About a half mile from work, at the corner of Elm and Field Streets, Ferguson was hit in the head with something hard and knocked out.
“It looks like it hurt even though I don’t remember it hurting,” she noted.
After two days, Ferguson can only remember waking up in a hospital.
“Those entire two days are completely gone,” she stated. “From what I understand, I wasn’t unconscious the whole time people talked to me.” It looks like I answered some questions, but I don’t remember anything about it until after surgery.”
Ferguson says that when she fell to the concrete, she got a serious concussion, facial fractures, cuts on her skull, and even a cut in her spleen.
“I don’t understand why someone would feel like they needed to do something like that or had the right to do something like that or felt that it was a good thing to do,” she added.
Ferguson is not afraid to watch the security video of the attack.
Antonio Banks, 36, was charged by Dallas police with aggravated assault causing serious bodily injury after the tape was shown.
Banks has a long list of crimes on his record, including assaulting a public worker and making terroristic threats.

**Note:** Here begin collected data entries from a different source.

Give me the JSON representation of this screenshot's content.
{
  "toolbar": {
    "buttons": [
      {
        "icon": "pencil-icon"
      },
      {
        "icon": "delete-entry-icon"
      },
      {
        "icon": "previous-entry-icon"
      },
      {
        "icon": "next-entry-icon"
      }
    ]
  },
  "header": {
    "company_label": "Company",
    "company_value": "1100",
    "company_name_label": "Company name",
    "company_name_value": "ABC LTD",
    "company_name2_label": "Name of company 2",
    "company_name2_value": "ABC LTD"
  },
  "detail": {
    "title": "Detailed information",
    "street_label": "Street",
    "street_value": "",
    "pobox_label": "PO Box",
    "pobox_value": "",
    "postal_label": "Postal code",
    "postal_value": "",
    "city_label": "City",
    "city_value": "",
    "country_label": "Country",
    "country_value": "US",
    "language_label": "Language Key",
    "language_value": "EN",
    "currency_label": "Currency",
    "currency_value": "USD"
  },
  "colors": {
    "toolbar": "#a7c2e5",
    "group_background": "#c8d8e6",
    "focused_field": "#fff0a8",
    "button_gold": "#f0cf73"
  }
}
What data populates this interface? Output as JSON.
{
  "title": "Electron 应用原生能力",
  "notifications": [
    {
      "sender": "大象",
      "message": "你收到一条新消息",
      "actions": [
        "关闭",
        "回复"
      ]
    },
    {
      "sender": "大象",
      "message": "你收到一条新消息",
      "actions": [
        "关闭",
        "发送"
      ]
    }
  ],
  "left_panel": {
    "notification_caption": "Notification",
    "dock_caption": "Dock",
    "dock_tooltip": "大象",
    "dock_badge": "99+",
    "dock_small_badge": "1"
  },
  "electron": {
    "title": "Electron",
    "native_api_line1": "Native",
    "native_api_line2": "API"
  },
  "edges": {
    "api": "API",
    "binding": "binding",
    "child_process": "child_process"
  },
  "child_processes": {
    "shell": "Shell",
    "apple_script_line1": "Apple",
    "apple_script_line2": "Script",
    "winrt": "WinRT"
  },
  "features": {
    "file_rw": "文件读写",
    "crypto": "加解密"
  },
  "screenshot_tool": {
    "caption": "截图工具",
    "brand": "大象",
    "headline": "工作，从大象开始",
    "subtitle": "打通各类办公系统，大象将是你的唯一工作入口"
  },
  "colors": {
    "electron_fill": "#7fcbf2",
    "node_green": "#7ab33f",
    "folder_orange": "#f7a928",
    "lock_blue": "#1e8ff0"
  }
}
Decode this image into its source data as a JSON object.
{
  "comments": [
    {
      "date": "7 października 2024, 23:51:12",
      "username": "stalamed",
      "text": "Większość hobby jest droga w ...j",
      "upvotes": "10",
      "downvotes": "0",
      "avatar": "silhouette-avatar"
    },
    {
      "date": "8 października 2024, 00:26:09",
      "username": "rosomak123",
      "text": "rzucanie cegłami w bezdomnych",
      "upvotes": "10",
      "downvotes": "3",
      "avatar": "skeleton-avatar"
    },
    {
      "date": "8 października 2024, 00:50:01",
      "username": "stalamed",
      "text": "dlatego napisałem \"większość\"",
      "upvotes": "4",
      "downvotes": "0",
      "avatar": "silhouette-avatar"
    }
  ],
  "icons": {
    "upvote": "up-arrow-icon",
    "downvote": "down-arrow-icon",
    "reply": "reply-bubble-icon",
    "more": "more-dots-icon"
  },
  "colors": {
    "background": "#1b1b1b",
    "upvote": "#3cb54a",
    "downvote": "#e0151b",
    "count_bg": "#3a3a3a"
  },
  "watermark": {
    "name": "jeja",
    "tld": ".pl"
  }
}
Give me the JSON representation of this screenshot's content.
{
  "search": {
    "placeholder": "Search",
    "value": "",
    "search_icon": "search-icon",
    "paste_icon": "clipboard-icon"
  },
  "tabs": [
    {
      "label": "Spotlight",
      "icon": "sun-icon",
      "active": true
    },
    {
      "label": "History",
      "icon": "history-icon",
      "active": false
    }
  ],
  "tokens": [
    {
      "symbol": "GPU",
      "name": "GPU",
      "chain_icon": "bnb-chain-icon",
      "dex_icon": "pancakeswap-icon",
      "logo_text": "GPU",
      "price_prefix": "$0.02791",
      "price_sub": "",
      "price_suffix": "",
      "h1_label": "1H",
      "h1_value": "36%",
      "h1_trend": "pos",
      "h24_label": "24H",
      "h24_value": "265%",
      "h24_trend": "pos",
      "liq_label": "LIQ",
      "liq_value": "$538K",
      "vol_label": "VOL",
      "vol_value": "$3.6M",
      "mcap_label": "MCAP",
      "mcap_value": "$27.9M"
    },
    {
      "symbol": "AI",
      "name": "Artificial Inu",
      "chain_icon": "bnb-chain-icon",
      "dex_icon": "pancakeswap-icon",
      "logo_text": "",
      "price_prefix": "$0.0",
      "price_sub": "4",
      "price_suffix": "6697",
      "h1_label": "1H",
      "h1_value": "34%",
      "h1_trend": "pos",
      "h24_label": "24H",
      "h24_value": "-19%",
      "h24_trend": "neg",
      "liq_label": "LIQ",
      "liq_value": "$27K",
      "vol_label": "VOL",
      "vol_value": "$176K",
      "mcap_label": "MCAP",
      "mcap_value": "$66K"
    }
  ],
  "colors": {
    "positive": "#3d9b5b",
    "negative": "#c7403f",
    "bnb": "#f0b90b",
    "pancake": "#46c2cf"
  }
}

During the attack in downtown, he was out on bail.
“He needs to be locked up.” Ferguson said, “He needs to be somewhere he can’t put other people in danger.” “But I would like for him to have the ability, hopefully, to someday become a different person and be a person who does not resort to violence.”
Ferguson says she is still working to get better after having serious brain problems.
“Everybody hears every once in a while about terrible things happening around the world, and no one thinks that it’s going to happen to somebody they know — much less themselves,” she told me.
For now, though, Ferguson is seeing the good side.
“I think I was lucky all around. “Things could have been a lot worse,” she said. “I am so grateful for all of the work that went into helping me to heal to the point that I am now.”
Banks is being held in the Dallas County jail on a $150,000 bond, but his progress on release is being tracked.